Methodology for Estimating Excess Mortality #4 - Normalised Gompertz
Finally attained a robust and reliable model.
For the foundation of this process of modelling see iterations #1 through #3 from here:
In this final iteration, I have settled on a “normalised Gompertz” model. Before, going into a little detail, in essence, it simply forecasts the next unknown point in the series of one age cohort by reference to the average relative change in the same period for the five older cohorts, over the previous five years.
In practice, it requires combining all the five-year integrals into a single Gompertz distribution spanning all ages from 7 to 88, referenced by mortality outcomes in the period Jan 2015 to Feb 2020, i.e. the entire reference data up to the point of the COVID pandemic declaration.
For the exact details, here is the workbook.
For the summary output, here is the Gompertz for a typical age cohort in England & Wales, starting with around 5 deaths in the first month of age 7 (Figure 1):
There were a couple of serendipitous insights from this modelling. The “reckless adolescent” hump is still most apparent (Figure 2):
However, I also discovered a smaller hump for those born in the 1940s (Figure 3):
This is not (entirely) due to cohort size because I modelled relative change and I’m not going to speculate why this should be but suffice to say, that these humps must be taken into consideration when estimating excess mortality.
Moreover, when more data is available, we can further determine if this is only a 1940s thing or a more general situation affecting those who turn 68 until their 75th birthday.
For the limited forecasts of this model (3 years), if it is the former, it is not going to materially affect the overall outcomes.
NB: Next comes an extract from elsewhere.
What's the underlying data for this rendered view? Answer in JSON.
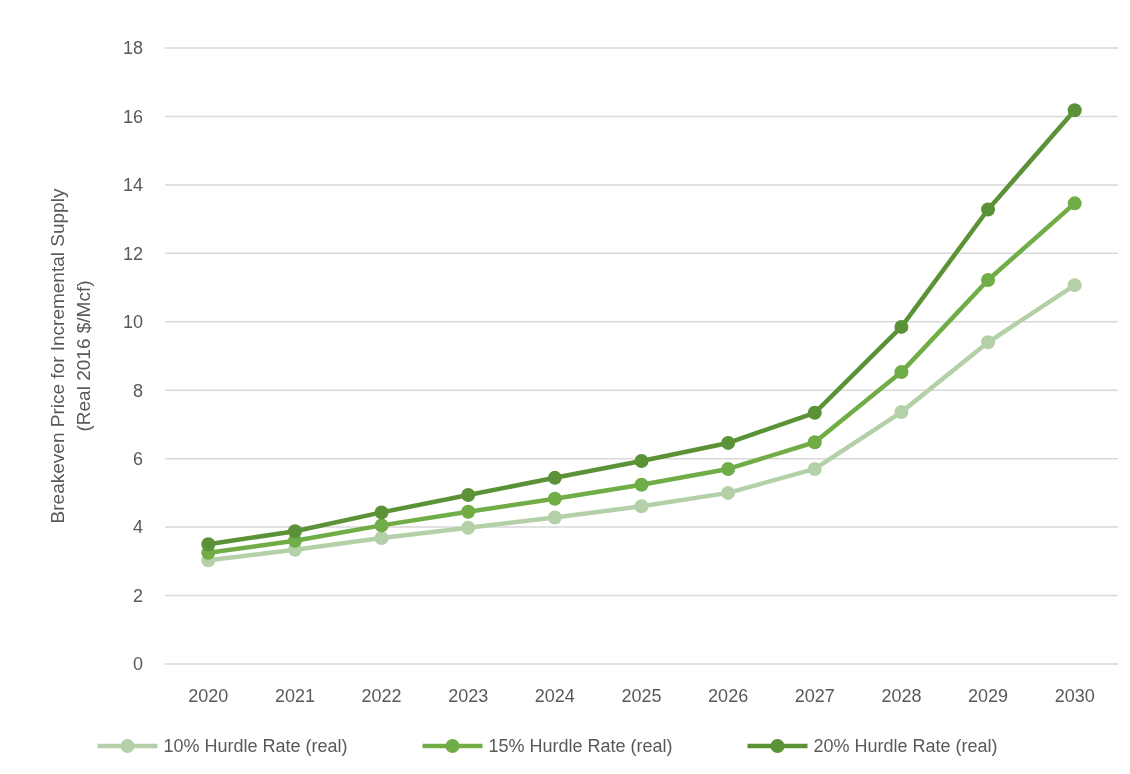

After production of the normalised Gompertz, the model was further calibrated to the empirical data for each age cohort between Jan-15 and Feb-20 to rescale. Subsequently, excess deaths were calculated in the usual, simple fashion, as the difference between actual deaths from Mar-20 onwards and the deaths estimated by the model.
An example of a single birth year comparison of actual data and model estimate is shown in Figure 4 for those born in 1935 (aged 85 at the start of the pandemic).
It is evidently a very good fit, intuitive, captures the seasonality and age-dependent dynamics well. It is robust, since the exact same model yielded the same quality of results for all age cohorts without any further adjustment:
The results for all ages, aggregated after modelling each year separately as usual, are below - Figure 5 (monthly) and Figure 6 (cumulative with milestones):
As it happens, the overall, final tally is not far off that produced by my original model #1. Nevertheless, the bulletin will be reviewed and revised accordingly, going into detail for each range of birth year cohorts, which are somewhat different, especially in the younger ages.